Friday, August 23, 2013

This Place


So picture this. This room, right, is wood paneled, but not just that. Wood floors, wood ceilings; a place where you wouldn’t want to light a fire, in other words, even if it weren’t for the barrels of gunpowder beneath the floorboards.

But then again, at this moment, every bit of wood is choked through and through with salt-water, and it’s all been soaking so long that, maybe, you could never set it on fire if you tried.

It’s plenty quiet here, sure, but there are some signs of life. The repetitive motion of the room as the ship lists back and forth, the first mate’s book still open to a page that is blurred by all the sea air, but still preserved enough to show the beginning of a sketch of the ship’s ratter, an outline of shoulders and ears and some teeth. The captain’s table in the corner is set for what was clearly a feast, although all that’s left is some odd bones and scraps.

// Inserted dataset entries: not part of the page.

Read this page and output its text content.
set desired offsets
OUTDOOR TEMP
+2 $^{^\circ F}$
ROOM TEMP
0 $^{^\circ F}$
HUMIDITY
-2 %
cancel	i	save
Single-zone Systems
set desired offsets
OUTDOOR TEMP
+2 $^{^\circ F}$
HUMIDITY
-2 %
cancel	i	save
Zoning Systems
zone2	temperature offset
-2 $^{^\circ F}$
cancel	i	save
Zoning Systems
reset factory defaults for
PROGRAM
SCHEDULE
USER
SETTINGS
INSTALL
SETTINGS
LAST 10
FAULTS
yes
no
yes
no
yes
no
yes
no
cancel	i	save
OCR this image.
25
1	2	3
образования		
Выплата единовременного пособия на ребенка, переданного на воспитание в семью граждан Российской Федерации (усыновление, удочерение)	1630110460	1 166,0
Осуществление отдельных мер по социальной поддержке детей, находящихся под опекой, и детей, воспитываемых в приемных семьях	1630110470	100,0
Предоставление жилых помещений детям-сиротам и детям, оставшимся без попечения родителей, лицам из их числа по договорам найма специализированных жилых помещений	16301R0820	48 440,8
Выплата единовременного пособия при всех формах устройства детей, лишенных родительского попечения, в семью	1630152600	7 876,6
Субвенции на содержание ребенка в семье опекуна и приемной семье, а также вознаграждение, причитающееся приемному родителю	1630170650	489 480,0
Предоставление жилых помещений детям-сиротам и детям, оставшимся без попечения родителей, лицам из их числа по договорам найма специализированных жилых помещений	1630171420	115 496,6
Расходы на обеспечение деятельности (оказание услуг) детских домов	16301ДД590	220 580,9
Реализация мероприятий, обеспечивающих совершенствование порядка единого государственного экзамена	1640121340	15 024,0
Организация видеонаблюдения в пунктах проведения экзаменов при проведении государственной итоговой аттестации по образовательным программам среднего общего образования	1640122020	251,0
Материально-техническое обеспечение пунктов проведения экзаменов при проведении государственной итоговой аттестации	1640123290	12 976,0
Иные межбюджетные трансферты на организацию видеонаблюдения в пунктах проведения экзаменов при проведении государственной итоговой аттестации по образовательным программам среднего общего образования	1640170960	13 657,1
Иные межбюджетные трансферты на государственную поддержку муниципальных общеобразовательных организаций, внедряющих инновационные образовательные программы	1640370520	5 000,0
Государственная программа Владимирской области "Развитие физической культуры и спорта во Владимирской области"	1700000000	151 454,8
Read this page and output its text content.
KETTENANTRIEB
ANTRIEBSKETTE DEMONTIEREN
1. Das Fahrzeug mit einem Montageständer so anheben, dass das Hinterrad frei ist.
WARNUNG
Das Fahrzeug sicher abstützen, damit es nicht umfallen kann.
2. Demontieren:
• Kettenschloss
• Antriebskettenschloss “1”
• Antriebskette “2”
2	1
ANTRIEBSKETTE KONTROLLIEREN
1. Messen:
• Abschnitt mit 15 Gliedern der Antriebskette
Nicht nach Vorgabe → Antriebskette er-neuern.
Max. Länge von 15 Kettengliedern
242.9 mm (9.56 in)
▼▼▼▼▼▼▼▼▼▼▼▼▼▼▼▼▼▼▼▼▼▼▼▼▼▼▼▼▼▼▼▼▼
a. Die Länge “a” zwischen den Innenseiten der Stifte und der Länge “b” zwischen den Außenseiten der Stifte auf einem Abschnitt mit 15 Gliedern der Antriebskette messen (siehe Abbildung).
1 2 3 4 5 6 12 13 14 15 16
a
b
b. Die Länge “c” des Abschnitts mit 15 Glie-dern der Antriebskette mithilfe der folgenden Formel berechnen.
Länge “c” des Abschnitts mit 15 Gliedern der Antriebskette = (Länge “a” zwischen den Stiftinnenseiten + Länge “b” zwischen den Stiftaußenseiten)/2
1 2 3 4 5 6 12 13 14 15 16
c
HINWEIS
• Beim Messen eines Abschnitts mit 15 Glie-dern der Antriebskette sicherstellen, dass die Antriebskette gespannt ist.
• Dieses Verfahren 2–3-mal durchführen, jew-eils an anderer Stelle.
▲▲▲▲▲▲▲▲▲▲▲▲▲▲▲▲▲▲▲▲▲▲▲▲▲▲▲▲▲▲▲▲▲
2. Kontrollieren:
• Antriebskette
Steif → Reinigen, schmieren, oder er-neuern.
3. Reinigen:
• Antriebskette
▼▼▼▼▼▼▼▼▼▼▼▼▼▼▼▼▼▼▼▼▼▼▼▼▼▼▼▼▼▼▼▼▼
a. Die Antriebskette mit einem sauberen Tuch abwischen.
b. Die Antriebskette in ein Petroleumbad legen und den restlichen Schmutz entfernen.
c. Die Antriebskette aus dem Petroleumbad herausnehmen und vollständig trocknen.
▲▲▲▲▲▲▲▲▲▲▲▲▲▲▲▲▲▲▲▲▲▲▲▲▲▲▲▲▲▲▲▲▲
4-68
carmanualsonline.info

This room might be better defined by what is missing, though, as the crew is nowhere to be found. The things they left behind, the lifeboats, the food stores, the weapons, the captains log, are all untouched, and hold no apparent clues to the disappearance. Not that it matters much. The ship is ancient; whether the crew lived, or died, they’re all certainly gone by now. Their fate is even more conspicuously absent than they are. One hundred years later, we might never find out what happened to them, or why they abandoned the ship. At this point, they’re not much more a half-told ghost story, part of a joke with a long set up but no punchline, an inchoate draft of a cheesy mystery novel that will never have an ending, as much as you might want to dream one up.